Notice of injury and claim for compensation. - No compensation proceeding under this Act shall prosper unless the employer has been given notice of the injury or sickness as soon as possible after the same was received or contracted, and unless a claim for compensation was made not later than two months after the date of the injury or sickness, or in case of death, not later than three months after death, regardless of whether or not compensation was claimed by the employee himself. ...

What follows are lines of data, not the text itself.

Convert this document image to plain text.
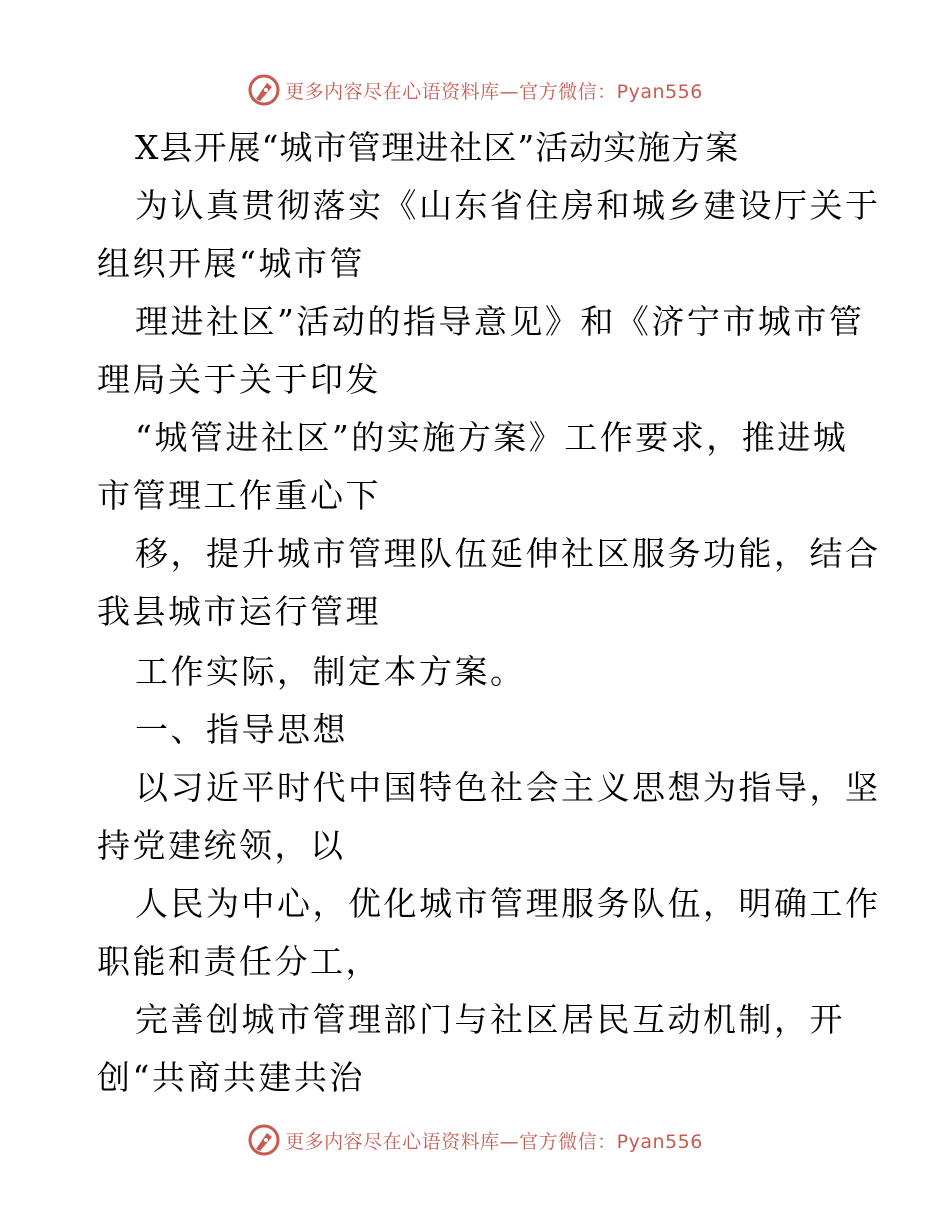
更多内容尽在心语资料库—官方微信：Pyan556
X县开展“城市管理进社区”活动实施方案
为认真贯彻落实《山东省住房和城乡建设厅关于
组织开展“城市管
理进社区”活动的指导意见》和《济宁市城市管
理局关于关于印发
“城管进社区”的实施方案》工作要求，推进城
市管理工作重心下
移，提升城市管理队伍延伸社区服务功能，结合
我县城市运行管理
工作实际，制定本方案。
一、指导思想
以习近平时代中国特色社会主义思想为指导，坚
持党建统领，以
人民为中心，优化城市管理服务队伍，明确工作
职能和责任分工，
完善创城市管理部门与社区居民互动机制，开
创“共商共建共治
更多内容尽在心语资料库—官方微信：Pyan556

          The Company maintains that the claim of Mrs. Chavez is barred by this provision, because she had neither given the requisite notice of injury nor filed the claim for compensation within the statutory period. It should be noted, however, that Chavez was confined at the Manila Sanitarium due to pulmonary tuberculosis from November 22 to December 2, 1956; that the Company must have known about it, not only because he had to be absent from his post, during said period of time, but, also, because, according to Hermogenes Reboltan, who testified for the Company, Chavez was thereafter, assigned only to the day shift, from 8: 00 to 4: 00 p.m.; that, about a week before March 12, 1957, Chavez asked the Company to allow his son to relieve him from his duties on account of his illness; that, the Company had apparently consented thereto, for a son of Chavez substituted him in his work from March 13 to 26, 1957; that when Chavez vomitted blood on March 12, 1957, Mrs. Chavez reported it to G. Tolentino, the head of the General Services Department of the Company; that the day after the burial of Chavez, his widow demanded from the Company the corresponding compensation; that, although made orally, this demand is borne out by the fact that two (2) days later, said Tolentino informed the Government Service Insurance System of the death of Chavez, stating that its cause was pulmonary tuberculosis; and that, in fact, the Company helped Mrs. Chavez collect the corresponding gratuity from the Government Service Insurance System.chanroblesvirtualawlibrarychanrobles virtual law library

          In short, the Company had actual knowledge of the illness of Chavez and of his death, as well as of the cause thereof, and, hence, the absence of a formal notice of either cannot exempt the Company from its liability under the Workmen's Compensation Act. Moreover, the Company failed to report to the Workmen's Compensation Commission, within the period set forth in Section 45 of said Act, the aforementioned illness and death of Chavez, and, consequently, it is deemed to have renounced the right to controvert the corresponding claim for compensation (Victorias Milling Co., Inc. vs. WCC, L-10533, May 13, 1957; Tan Lim Te vs. WCC, L-12324, August 30, 1958; Dangue vs. Franklin Baker Co. of the Philippines, L-15838, April 29, 1960; General Shipping Co. vs. WCC,
L-14936, July 30, 1960; Caltex [Phil.] Inc. vs. Villanueva, L-15658, August 21, 1961; Iloilo Dock & Engineering Co. vs. WCC, L-17283, July 31, 1962; Manila Railroad Co. vs. WCC, L-19773, May 30, 1964).chanroblesvirtualawlibrarychanrobles virtual law library

          ACCORDINGLY, the decision and the resolution appealed from are hereby affirmed, with costs. It is so ordered.

Bengzon, C.J., Paredes, Dizon, Regala, Makalintal, Bengzon, J.P., and Zaldivar, JJ., concur.
Bautista Angelo and Barrera, JJ., took no part.